Polanski seeks to end 'media spotlight' with privacy case

Roman Polanski is suing French publications for invasion of privacy in an attempt “to put an urgent stop to the media spotlight” he and his family have endured since a 32-year-old sex case against him was revived, a French court was told.

Polanski’s lawyers say the photographs, taken at the Swiss Alpine chalet where he his under house arrest, invaded his privacy as well as that of his family, but the newspapers and magazines which published pictures say they are a newsworthy depiction of Polanski’s life under house arrest.

Polanski and his wife are suing two French newspapers and two magazines for a total of about 150,000 euros (about £134,000).

Polanski’s lawyer, Marion Gregoire, told a court hearing in Paris that several of the photos at issue depict Polanski’s children, Elvis and Morgane – who, as minors, are especially protected by French media law, the Associated Press news agency reported.

“The legal case against Polanski in no way justifies the paparazzi’s stalking of his wife and children,” Gregoire said.

Invasion of privacy suits by celebrities are common in France, where Polanski has lived for 30 years.

He was arrested in Switzerland in September while en route to a Swiss film festival on a warrant issued by authorities in the United States.

He spent more than 60 days in detention in a Swiss jail before being transferred to house arrest in his Swiss vacation home on December 4.

Authorities in Switzerland have not yet ruled on whether to extradite Polanski to Los Angeles. He fled the US in 1978 – on the eve of sentencing – after having admitted having unlawful sex with a minor in 1977.

Gregoire told yesterday’s hearings that Polanski had a deeply rooted fear of the media, which she traced back to the murder of his pregnant second wife, Sharon Tate. The actress and four others were murdered by followers of cult figure Charles Manson in 1969.

Polanski has said he was horrified by rumours in the press before the killers were tracked down which had suggested that the murder victims had bizarre lifestyles and somehow brought the violence upon themselves.

Since then “Polanski has feared the media like the plague” and always sought to maintain his privacy, Gregoire said.

She argued that Le Journal du Dimanche weekly newspaper should pay damages of 10,000 euros (about £8,900) for having used a photo of Polanski at the window of his chalet.

But the newspaper’s lawyer, Christophe Bigot, held up a photo of a mass of photographers outside Polanski’s chalet soon after his house arrest started, asking: “Can you seriously claim in this context that if you stand at the window you won’t get your picture taken?”

The picture was a legitimate depiction of a major international news story, and the case was unwarranted, he said, asking the judge to order Polanski to pay the newspaper’s legal fees.

“The press can and should cover this type of case,” Bigot said.

Polanski’s lawyer sought a further 10,000 euros in damages from Voici magazine for a photo of Polanski’s wife, actress-singer Emmanuelle Seigner, walking down a street in Switzerland – a photo that the celebrity-oriented publication called “harmless.”

Polanski and his wife are also targeting magazine VSD for a spread which included photos of their children at an airport, demanding a total of 55,000 euros (about £49,100).

VSD’s lawyer noted that the photos were taken in public and that the publication blurred the children’s faces so they could not be recognised – a common practice in France.

The court’s decisions were expected on 19 January.

A judge last week heard a suit Polanski has brought against Le Parisien newspaper.

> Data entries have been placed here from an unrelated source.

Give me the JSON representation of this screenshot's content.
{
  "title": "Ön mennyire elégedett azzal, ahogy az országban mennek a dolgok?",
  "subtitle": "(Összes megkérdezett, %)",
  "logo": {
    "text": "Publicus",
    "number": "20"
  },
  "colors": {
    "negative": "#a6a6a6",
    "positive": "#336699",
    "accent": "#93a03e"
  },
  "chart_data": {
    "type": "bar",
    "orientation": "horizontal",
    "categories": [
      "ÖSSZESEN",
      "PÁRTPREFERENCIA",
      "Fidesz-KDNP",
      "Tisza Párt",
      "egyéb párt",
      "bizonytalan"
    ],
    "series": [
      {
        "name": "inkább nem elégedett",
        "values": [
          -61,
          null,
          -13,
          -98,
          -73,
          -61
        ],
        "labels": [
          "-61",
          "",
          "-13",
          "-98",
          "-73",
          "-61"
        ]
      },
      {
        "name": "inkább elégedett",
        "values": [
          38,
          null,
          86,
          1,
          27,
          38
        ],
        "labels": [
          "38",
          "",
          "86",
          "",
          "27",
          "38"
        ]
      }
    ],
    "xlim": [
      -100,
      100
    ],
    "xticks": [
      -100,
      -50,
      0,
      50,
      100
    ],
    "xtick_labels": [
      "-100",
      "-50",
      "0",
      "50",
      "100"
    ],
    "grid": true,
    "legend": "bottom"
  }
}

The ruling in that case is expected on Friday.

In the 1977 sex case, Polanski was initially accused of raping a 13-year-old girl after plying her with champagne and a Quaalude pill during a 1977 modelling shoot. He was indicted on six felony counts, including rape by use of drugs, child molestation and sodomy, but pleaded guilty to the lesser charge of unlawful sexual intercourse.

He fled to his native France in 1978, on the eve of sentencing, after spending 42 days in a California prison for a psychiatric evaluation.